On a complete whim, I just bought a beige suede jacket that screams “Flower Child!” It’s very Janis Joplin or Joni Mitchell — it’s got neat criss-cross stitching on the bottom of it and along the sleeves, and it ties in two places in the front with long beige strings. I spent way too much on it, but I love it.
Lately, people at work have been commenting about how different I look. Yeah, I’ve actually been putting on makeup and doing something with my hair once in awhile. I stopped getting my nails done, though, so I am trying to wear stuff with pockets so I can hide them. 🙂 I’ll get back to it soon, but I just haven’t had the time to actually sit in a chair for an hour and get them manicured.
I’ve been revisiting my black clothing a lot, and I bought a lil medieval-inspired black top today just for giggles. And I also purchased one in red, because I’m just ridiculous like that.
I felt like I was dressed for a funeral last night, in my all-black outfit (save for a white collar and cuffs) to go to some photography showing at Vida in D.C. (The bar was decent, as was the photography, but it wasn’t a memorable experience, by any means). Shawn invoked my status as his interim “boyfriend” to accompany him and his roommate and his girlfriend out for the evening. Long story short, he actually had the hostess refund our admission price, as we were supposed to get food and a drink in our admission price, but we had neither. The bartender actually refused to honor the drink coupons because he ran out of whatever vodka they were promoting that night. WTF? I did buy a round of drinks, although it took them — and I’m not kidding here — 25 minutes to go find a fucking bottle of amaretto for my drink. E. Gads. And they didn’t even use the top-shelf variety either, and the bartender *only* made me pay $10 because I waited so patiently. Pfft.

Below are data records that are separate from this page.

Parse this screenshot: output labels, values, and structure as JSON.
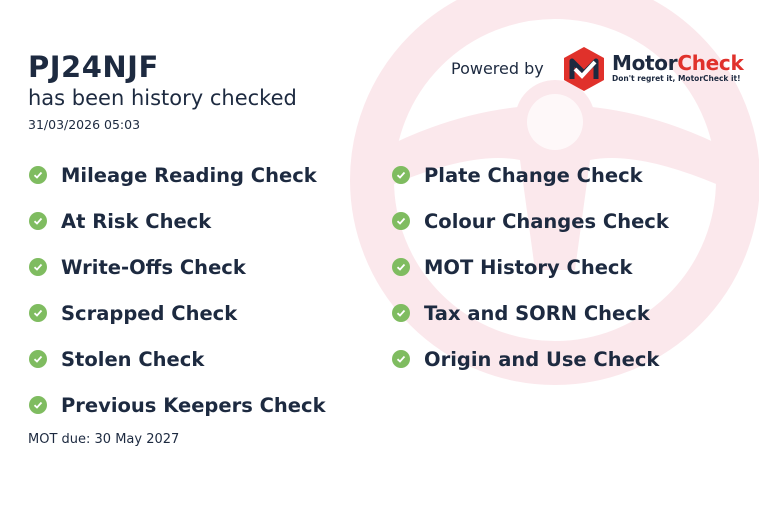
{
  "vehicle": {
    "registration": "PJ24NJF",
    "status": "has been history checked",
    "checked_at": "31/03/2026 05:03"
  },
  "branding": {
    "powered_by": "Powered by",
    "brand_part1": "Motor",
    "brand_part2": "Check",
    "tagline": "Don't regret it, MotorCheck it!",
    "accent": "#e0312b"
  },
  "checks_left": [
    {
      "label": "Mileage Reading Check",
      "icon": "check-circle-icon"
    },
    {
      "label": "At Risk Check",
      "icon": "check-circle-icon"
    },
    {
      "label": "Write-Offs Check",
      "icon": "check-circle-icon"
    },
    {
      "label": "Scrapped Check",
      "icon": "check-circle-icon"
    },
    {
      "label": "Stolen Check",
      "icon": "check-circle-icon"
    },
    {
      "label": "Previous Keepers Check",
      "icon": "check-circle-icon"
    }
  ],
  "checks_right": [
    {
      "label": "Plate Change Check",
      "icon": "check-circle-icon"
    },
    {
      "label": "Colour Changes Check",
      "icon": "check-circle-icon"
    },
    {
      "label": "MOT History Check",
      "icon": "check-circle-icon"
    },
    {
      "label": "Tax and SORN Check",
      "icon": "check-circle-icon"
    },
    {
      "label": "Origin and Use Check",
      "icon": "check-circle-icon"
    }
  ],
  "mot_due": "MOT due: 30 May 2027",
  "colors": {
    "text": "#1d2a40",
    "check": "#7fbc60",
    "watermark": "#fbe8ec"
  }
}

I wrote a review about the experience on the Washington Post. In a few hours, you can click the Vida link in this post and go see pretty much the same shit I just wrote here. 🙂
We had dinner at Thai Tanic afterward. I tell ya, I can’t eat the spicy foods like I did before my surgery. My meal set my mouth on fire, and I drowned it in much water and in the uber-sweet Thai iced tea, which had more sweet cream in it than a cow in a sugar cane field. I like to refer to my entree as Bad Pad Thai. 🙂
OK, I am going to kill my other kitty, Maddie. Earlier, I alluded to the fact that Kadi had the runs between the litterboxes. Right this second, Maddie took a dump and just dragged her ass across the carpet — and it’s a chunky trail. Fuck around. Well, I need to go AGAIN to go clean up cat shit.
Anybody want some free pussy? Ya got three to choose from!!!!!!!!